In doing so, the Tavazoie team has seen what they want most. But they also had to prove that there was a causal relationship between the phenomena they observed, rather than a simple correlation.
To solve this problem, they directly removed CD4-/CD8-T cells from mice, resulting in no difference in tumor progression in APOE2 mice and APOE4 mice. This suggests that there is a real causal relationship between changes in APOE and anti-tumor immunity.
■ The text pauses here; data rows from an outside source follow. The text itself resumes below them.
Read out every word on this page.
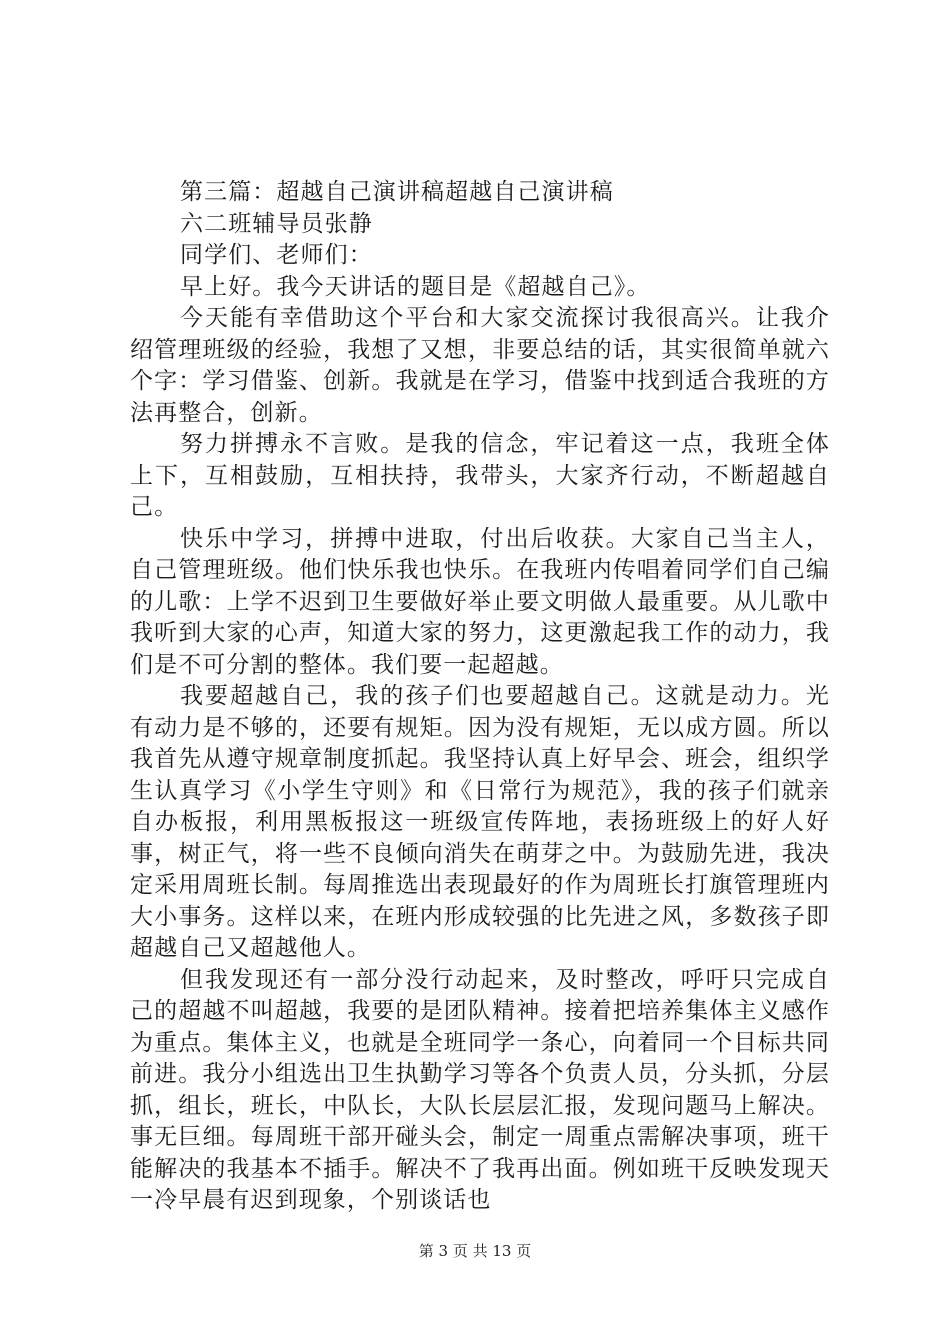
第三篇：超越自己演讲稿超越自己演讲稿

六二班辅导员张静

同学们、老师们：

早上好。我今天讲话的题目是《超越自己》。

今天能有幸借助这个平台和大家交流探讨我很高兴。让我介绍管理班级的经验，我想了又想，非要总结的话，其实很简单就六个字：学习借鉴、创新。我就是在学习，借鉴中找到适合我班的方法再整合，创新。

努力拼搏永不言败。是我的信念，牢记着这一点，我班全体上下，互相鼓励，互相扶持，我带头，大家齐行动，不断超越自己。

快乐中学习，拼搏中进取，付出后收获。大家自己当主人，自己管理班级。他们快乐我也快乐。在我班内传唱着同学们自己编的儿歌：上学不迟到卫生要做好举止要文明做人最重要。从儿歌中我听到大家的心声，知道大家的努力，这更激起我工作的动力，我们是不可分割的整体。我们要一起超越。

我要超越自己，我的孩子们也要超越自己。这就是动力。光有动力是不够的，还要有规矩。因为没有规矩，无以成方圆。所以我首先从遵守规章制度抓起。我坚持认真上好早会、班会，组织学生认真学习《小学生守则》和《日常行为规范》，我的孩子们就亲自办板报，利用黑板报这一班级宣传阵地，表扬班级上的好人好事，树正气，将一些不良倾向消失在萌芽之中。为鼓励先进，我决定采用周班长制。每周推选出表现最好的作为周班长打旗管理班内大小事务。这样以来，在班内形成较强的比先进之风，多数孩子即超越自己又超越他人。

但我发现还有一部分没行动起来，及时整改，呼吁只完成自己的超越不叫超越，我要的是团队精神。接着把培养集体主义感作为重点。集体主义，也就是全班同学一条心，向着同一个目标共同前进。我分小组选出卫生执勤学习等各个负责人员，分头抓，分层抓，组长，班长，中队长，大队长层层汇报，发现问题马上解决。事无巨细。每周班干部开碰头会，制定一周重点需解决事项，班干能解决的我基本不插手。解决不了我再出面。例如班干反映发现天一冷早晨有迟到现象，个别谈话也

第 3 页 共 13 页
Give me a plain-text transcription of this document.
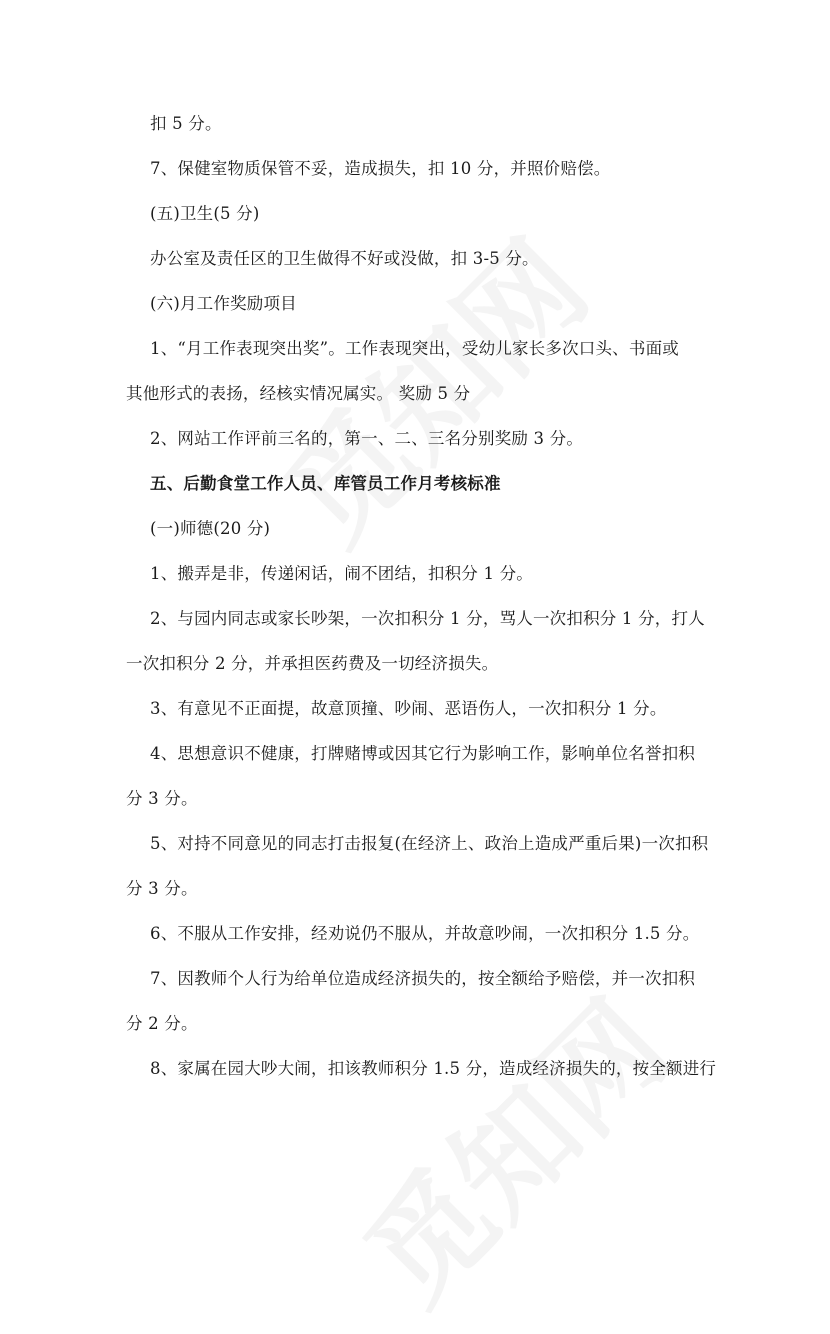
扣 5 分。
7、保健室物质保管不妥，造成损失，扣 10 分，并照价赔偿。
(五)卫生(5 分)
办公室及责任区的卫生做得不好或没做，扣 3-5 分。
(六)月工作奖励项目
1、“月工作表现突出奖”。工作表现突出，受幼儿家长多次口头、书面或
其他形式的表扬，经核实情况属实。 奖励 5 分
2、网站工作评前三名的，第一、二、三名分别奖励 3 分。
五、后勤食堂工作人员、库管员工作月考核标准
(一)师德(20 分)
1、搬弄是非，传递闲话，闹不团结，扣积分 1 分。
2、与园内同志或家长吵架，一次扣积分 1 分，骂人一次扣积分 1 分，打人
一次扣积分 2 分，并承担医药费及一切经济损失。
3、有意见不正面提，故意顶撞、吵闹、恶语伤人，一次扣积分 1 分。
4、思想意识不健康，打牌赌博或因其它行为影响工作，影响单位名誉扣积
分 3 分。
5、对持不同意见的同志打击报复(在经济上、政治上造成严重后果)一次扣积
分 3 分。
6、不服从工作安排，经劝说仍不服从，并故意吵闹，一次扣积分 1.5 分。
7、因教师个人行为给单位造成经济损失的，按全额给予赔偿，并一次扣积
分 2 分。
8、家属在园大吵大闹，扣该教师积分 1.5 分，造成经济损失的，按全额进行
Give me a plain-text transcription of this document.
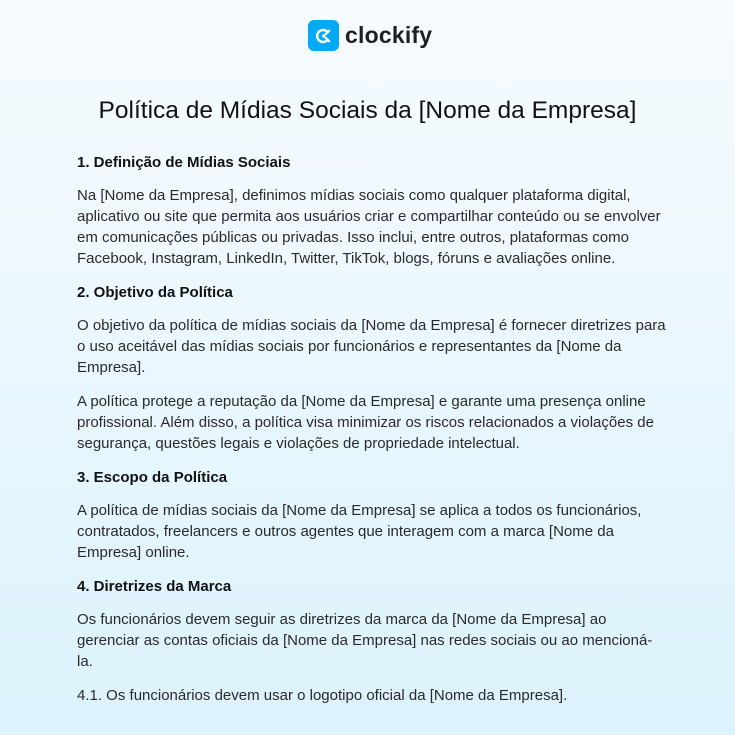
clockify
Política de Mídias Sociais da [Nome da Empresa]
1. Definição de Mídias Sociais

Na [Nome da Empresa], definimos mídias sociais como qualquer plataforma digital, aplicativo ou site que permita aos usuários criar e compartilhar conteúdo ou se envolver em comunicações públicas ou privadas. Isso inclui, entre outros, plataformas como Facebook, Instagram, LinkedIn, Twitter, TikTok, blogs, fóruns e avaliações online.

2. Objetivo da Política

O objetivo da política de mídias sociais da [Nome da Empresa] é fornecer diretrizes para o uso aceitável das mídias sociais por funcionários e representantes da [Nome da Empresa].

A política protege a reputação da [Nome da Empresa] e garante uma presença online profissional. Além disso, a política visa minimizar os riscos relacionados a violações de segurança, questões legais e violações de propriedade intelectual.

3. Escopo da Política

A política de mídias sociais da [Nome da Empresa] se aplica a todos os funcionários, contratados, freelancers e outros agentes que interagem com a marca [Nome da Empresa] online.

4. Diretrizes da Marca

Os funcionários devem seguir as diretrizes da marca da [Nome da Empresa] ao gerenciar as contas oficiais da [Nome da Empresa] nas redes sociais ou ao mencioná-la.

4.1. Os funcionários devem usar o logotipo oficial da [Nome da Empresa].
There is a causal relationship between changes between APOE and anti-tumor immunity
So far, the Tavazoie team has nearly perfectly demonstrated in mice that APOE4 enhances the anti-tumor capability of mice and inhibits the progression of tumors in mice. So can this conclusion cross from mice to the human body? It is also relevant to the value of this research.
The quickest way to solve these problems is to study the data in the TCGA database and analyze the prognosis of melanoma patients with different APOE subtypes.
Tavazoie and he first analyzed the proportion of APOE2 and APOE4 subtypes in melanoma patients, as well as the proportion of normal populations, with no difference. This means that APOE2 and APOE4 do not promote cancer per se.
However, the different subtypes of APOE are actually associated with the prognosis of melanoma patients.
The median survival of patients with APOE2 was 2.4 years, the median survival of APOE3 pure-fit patients was 5.2 years, and the median survival of patients with APOE4 was 10.1 years.
This figure is so surprising.
The researchers then validated the findings in a separate study.
APOE subtype and prognosis for patients
At the same time, the researchers thought that immunotherapy had rewritten the history of melanoma treatment, and that the effect of APOE on patients’ prognosis was also associated with immunity. So the different subtypes of APOE have different effects on immunotherapy?
Both mouse studies and the analysis of existing immunotherapy data were found to have the longest survival time for APOE4 carriers and the shortest survival time for APOE2 carriers. The APOE subtype does have the ability to predict patients’ response to immunotherapy.
Effect of APOE subtype on immunotherapy effect
Overall, Tavazoie believes their study proves that “congenital genetic variation affects the progression of malignant tumors and the prognosis of patients.”
In addition, if prospective studies can reproduce the prediction of immune therapy prognosis for different subtypes of APOE, then the APOE gene can be used as a predictable marker of recurrent metastasis and death risk in melanoma patients. If similar phenomena could be found in more other cancers, the study would be even more valuable.
Finally, after reading this study, how many people remembered the genetic variants (HbS and HbA) associated with sickle anemia and malaria.